Nie ulicami a chodnikami i nie Równości, a Równych. Nową nazwę zaprezentowali pomysłodawcy postępowego pochodu w Gdynii. Jak się udało? Organizatorzy mówią o „kilkuset osobach”, lokalne media – o dwustu. Jedno jest pewne – frekwencja na marszu była wyraźnie wyższa od liczby homofobów, którzy próbowali zakłócić wydarzenie.
Marsz przeszedł chodnikami. Organizatorzy zdecydowali się nie zajmować jezdni. Dlaczego? – Kolektywnie ustaliliśmy, że skoro 11.11 blokuje ulice i utrudnia życie gdynianom, to lepsza będzie taka forma. Strajki Kobiet szły także chodnikami i wychodziło to dobrze. To również łatwiejszy dostęp dla osób z niepełnosprawnościami – tłumaczą w rozmowie ze Strajkiem.eu pomysłodawcy Marszu Równych.
„Nacjonalizm to się leczy”, „Bób humor edukacja seksualna”, „Kobiety do polityki”. „Nasza Gdynia jest tęczowa”, „Wolność, równość, akceptacja”, „Solidarność naszą bronią”, „Chcemy kochać, nie umierać” – można było przeczytać na transparentach.
Czym zatem różni się koncepcja Marszu Równych od Marszów Równości?
– Przede wszystkim po wydarzeniach w Lublinie uznaliśmy, że jest potrzeba wydarzenia oddolnego, przeciwnego kaprysom establishmentu. Oczywiście walczymy o prawa osób LGBT – to jest kręgosłup ideologiczny tego wydarzenia. Zgromadziliśmy się też jednak tutaj pod hasłami antyrasistowskimi, anfyfaszystowskimi i antynacjonalistycznymi. Chcemy społeczeństwa, które jest naprawdę równe, a nie po prostu takiego, które tylko deklaruje się, że jest równe, a wszyscy obywatele nie mają tych samych praw. Jesteśmy alternatywą wobec tych, którzy maszerują 11 listopada – wyjaśnia aktywista, dodając, że wydarzenie jest również wyrazem sprzeciwu wobec „tęczowego kapitalizmu”. Co to dokładnie oznacza? Korporacje w ramach trafiania do „targetu” sponsorują np. Paradę Równości – wskazuje Goworowski. – A walka o prawa człowieka nie powinna być dyktowana potrzebami rynku – wyjaśnia.

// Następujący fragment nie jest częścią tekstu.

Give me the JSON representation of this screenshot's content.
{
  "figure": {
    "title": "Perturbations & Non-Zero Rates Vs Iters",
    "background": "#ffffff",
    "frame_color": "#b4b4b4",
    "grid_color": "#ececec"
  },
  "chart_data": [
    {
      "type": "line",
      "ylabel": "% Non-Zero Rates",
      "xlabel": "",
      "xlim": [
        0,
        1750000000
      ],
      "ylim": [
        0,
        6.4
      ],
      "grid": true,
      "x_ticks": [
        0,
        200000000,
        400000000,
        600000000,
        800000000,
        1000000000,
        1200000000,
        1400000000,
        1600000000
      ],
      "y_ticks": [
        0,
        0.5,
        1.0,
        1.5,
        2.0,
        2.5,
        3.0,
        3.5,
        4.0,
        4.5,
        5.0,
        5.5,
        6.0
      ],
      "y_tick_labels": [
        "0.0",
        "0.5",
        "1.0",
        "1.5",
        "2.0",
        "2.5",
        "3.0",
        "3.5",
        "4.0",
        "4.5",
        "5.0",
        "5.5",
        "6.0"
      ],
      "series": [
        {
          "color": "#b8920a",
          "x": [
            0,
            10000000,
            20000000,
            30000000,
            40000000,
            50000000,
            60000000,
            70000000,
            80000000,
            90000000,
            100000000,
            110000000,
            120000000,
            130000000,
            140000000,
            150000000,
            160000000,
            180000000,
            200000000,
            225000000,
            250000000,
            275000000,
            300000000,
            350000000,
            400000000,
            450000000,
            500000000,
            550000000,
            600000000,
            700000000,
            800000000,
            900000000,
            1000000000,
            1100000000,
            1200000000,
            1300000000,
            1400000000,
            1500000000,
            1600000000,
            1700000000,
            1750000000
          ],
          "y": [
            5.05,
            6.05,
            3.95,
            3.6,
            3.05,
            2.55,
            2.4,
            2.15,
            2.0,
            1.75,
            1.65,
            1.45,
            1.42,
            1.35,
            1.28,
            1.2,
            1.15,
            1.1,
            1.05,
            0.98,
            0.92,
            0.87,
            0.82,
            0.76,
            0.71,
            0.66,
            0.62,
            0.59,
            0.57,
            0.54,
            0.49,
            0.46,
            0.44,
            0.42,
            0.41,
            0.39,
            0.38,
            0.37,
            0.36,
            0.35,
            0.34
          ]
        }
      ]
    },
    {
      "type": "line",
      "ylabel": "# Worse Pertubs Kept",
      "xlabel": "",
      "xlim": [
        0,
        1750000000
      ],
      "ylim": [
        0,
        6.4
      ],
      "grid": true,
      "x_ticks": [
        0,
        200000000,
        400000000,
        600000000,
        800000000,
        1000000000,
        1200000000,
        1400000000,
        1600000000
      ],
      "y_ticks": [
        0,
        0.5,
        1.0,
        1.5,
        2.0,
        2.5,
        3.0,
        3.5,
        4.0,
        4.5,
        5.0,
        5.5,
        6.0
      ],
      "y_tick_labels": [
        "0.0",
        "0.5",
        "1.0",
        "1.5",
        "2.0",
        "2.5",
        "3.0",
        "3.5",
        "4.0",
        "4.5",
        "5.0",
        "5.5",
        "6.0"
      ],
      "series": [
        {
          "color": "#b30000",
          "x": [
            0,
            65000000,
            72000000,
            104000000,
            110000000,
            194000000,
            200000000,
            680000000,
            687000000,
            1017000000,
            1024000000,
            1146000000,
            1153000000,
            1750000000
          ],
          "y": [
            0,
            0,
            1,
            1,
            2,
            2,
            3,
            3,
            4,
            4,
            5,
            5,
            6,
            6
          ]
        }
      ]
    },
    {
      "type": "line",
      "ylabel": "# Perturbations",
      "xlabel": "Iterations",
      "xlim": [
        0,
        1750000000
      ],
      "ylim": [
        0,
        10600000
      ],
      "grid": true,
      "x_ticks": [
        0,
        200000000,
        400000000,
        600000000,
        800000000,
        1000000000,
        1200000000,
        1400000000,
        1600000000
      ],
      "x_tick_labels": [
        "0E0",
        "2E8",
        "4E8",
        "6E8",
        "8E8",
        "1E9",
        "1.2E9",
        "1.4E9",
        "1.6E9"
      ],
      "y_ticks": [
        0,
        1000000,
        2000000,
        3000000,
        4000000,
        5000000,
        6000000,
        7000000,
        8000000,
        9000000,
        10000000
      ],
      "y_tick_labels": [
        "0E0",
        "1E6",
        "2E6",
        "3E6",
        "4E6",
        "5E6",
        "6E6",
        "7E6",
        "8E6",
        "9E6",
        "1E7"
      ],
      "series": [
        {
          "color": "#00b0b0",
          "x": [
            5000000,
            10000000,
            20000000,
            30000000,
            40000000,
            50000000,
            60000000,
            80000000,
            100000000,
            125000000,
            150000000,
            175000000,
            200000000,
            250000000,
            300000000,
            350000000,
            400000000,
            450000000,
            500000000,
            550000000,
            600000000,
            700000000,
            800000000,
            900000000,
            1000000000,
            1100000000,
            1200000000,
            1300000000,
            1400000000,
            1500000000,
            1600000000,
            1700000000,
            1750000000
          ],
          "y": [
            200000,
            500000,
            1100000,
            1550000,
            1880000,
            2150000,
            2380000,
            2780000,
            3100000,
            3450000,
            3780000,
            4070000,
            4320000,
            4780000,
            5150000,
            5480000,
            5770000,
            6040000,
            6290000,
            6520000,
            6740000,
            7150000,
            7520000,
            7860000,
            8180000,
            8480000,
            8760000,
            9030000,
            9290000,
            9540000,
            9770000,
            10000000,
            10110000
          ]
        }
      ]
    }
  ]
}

Głównym deklarowanym celem manifestacji była „konsolidacja i pokazanie się środowisk LGBT+ w Gdyni. Goworowski deklaruje jednak, że obszar walki jest zdecydowanie szerszy. – Walczymy o wspólną sprawę, wspólne prawa. O bezpieczeństwo od nienawiści ludzi i od państwa, które chyba najbardziej chciałoby, żebyśmy nie istnieli, albo przynajmniej siedzieli cicho. Ale równości nie zdobywa się, siedząc cicho – prawa zdobywa się, krzycząc o nie i walcząc. I to zamierzamy robić. Do skutku – powiedział twórca idei Marszu Równych.